Pendant ce temps, son père téléphone ou passe des SMS. Il raccroche souvent, décroche ensuite, tiens bizarre, pourquoi utilise-t-il ainsi son portable au lieu de s’occuper de  sa fille ? Encore un téléphone addict ?
Entre une jeune femme dans le restaurant, elle ressemble tellement à la petite fille, c’est sûrement sa mère. Elle s’assied  à une table qui fait le coin du mur, au bout de la rangée où sont assis le père et sa fille. Mais viens près de nous murmure-t-il. Un silence glacé lui répond. La petite fille se lève et va s’asseoir sur les genoux de sa mère. Celle-ci ne lui parle pas et regarde droit devant elle. Resté seul à sa table, le jeune homme va s’asseoir près d’elles, sans un mot non plus. Ils ont tous les deux le visage gris. Celui de la mère exprime une haine de pierre, celui du père une consternation fatiguée.
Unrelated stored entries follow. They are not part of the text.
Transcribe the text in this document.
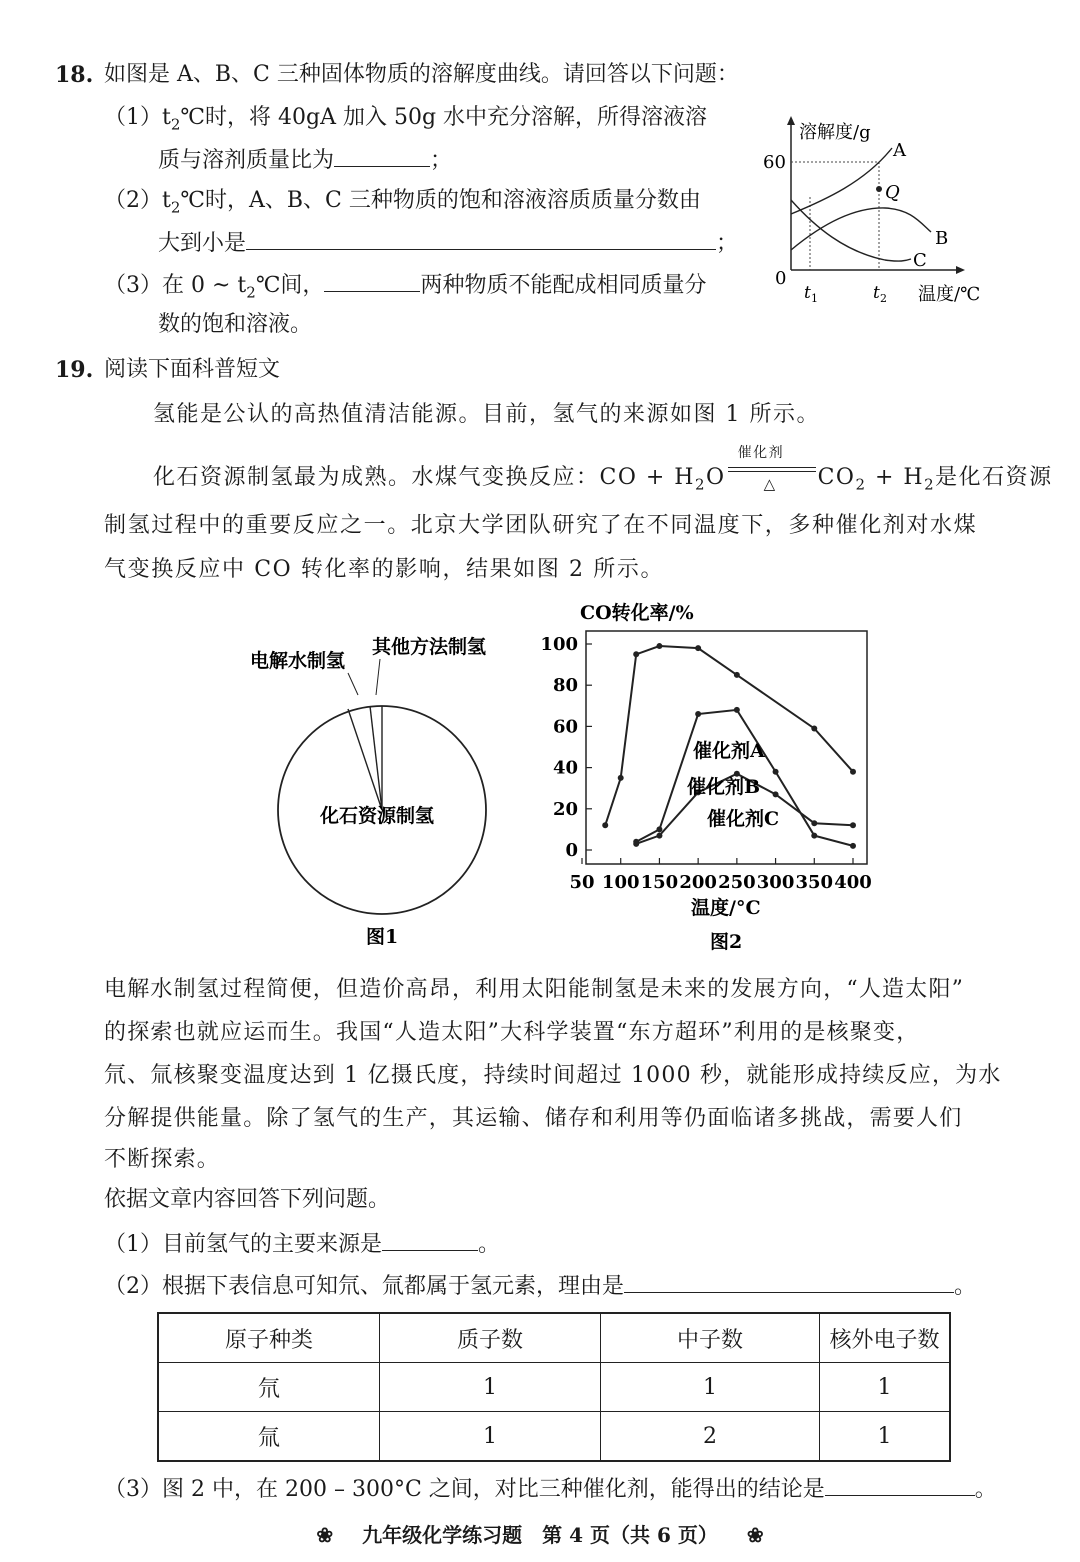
18. 如图是 A、B、C 三种固体物质的溶解度曲线。请回答以下问题：
$(1)t_2℃$时，将 40gA 加入 50g 水中充分溶解，所得溶液溶
质与溶剂质量比为	；
$(2)t_2℃$时，A、B、C 三种物质的饱和溶液溶质质量分数由
大到小是	；
（3）在 0 ~ $t_2℃$间，	两种物质不能配成相同质量分
数的饱和溶液。
溶解度/g
60
0
A
Q
B
C
t 1	t 2 温度/℃
19. 阅读下面科普短文
氢能是公认的高热值清洁能源。目前，氢气的来源如图 1 所示。
化石资源制氢最为成熟。水煤气变换反应：CO + $H_2O$
催化剂
△ $CO_2 + H_2$是化石资源
制氢过程中的重要反应之一。北京大学团队研究了在不同温度下，多种催化剂对水煤
气变换反应中 CO 转化率的影响，结果如图 2 所示。
电解水制氢
其他方法制氢
化石资源制氢
图1
CO转化率/%
0
20
40
60
80
100
50 100 150 200 250 300 350 400
催化剂A
催化剂B
催化剂C
温度/°C
图2
电解水制氢过程简便，但造价高昂，利用太阳能制氢是未来的发展方向，“人造太阳”
的探索也就应运而生。我国“人造太阳”大科学装置“东方超环”利用的是核聚变，
氘、氚核聚变温度达到 1 亿摄氏度，持续时间超过 1000 秒，就能形成持续反应，为水
分解提供能量。除了氢气的生产，其运输、储存和利用等仍面临诸多挑战，需要人们
不断探索。
依据文章内容回答下列问题。
（1）目前氢气的主要来源是	。
（2）根据下表信息可知氘、氚都属于氢元素，理由是	。
原子种类	质子数	中子数	核外电子数
氘	1	1	1
氚	1	2	1
（3）图 2 中，在 200 – 300°C 之间，对比三种催化剂，能得出的结论是	。
❀ 九年级化学练习题　第 4 页（共 6 页） ❀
La petite fille n’a plus rien à manger devant elle, elle ne bouge pas sur les genoux de sa mère.

On dit que nous ne gardons pas les souvenirs avant trois ans, peut-être cette petite fille oubliera-t-elle ce moment ? Ou détestera-t-elle les restaurants sans savoir pourquoi ? Ou hurlera-t-elle soudain quand une amie  lui manifestera un peu d’indifférence ? Ou serrera-t-elle son enfant dans ses bras au moindre pleur en réprimant des sanglots  inconnus ?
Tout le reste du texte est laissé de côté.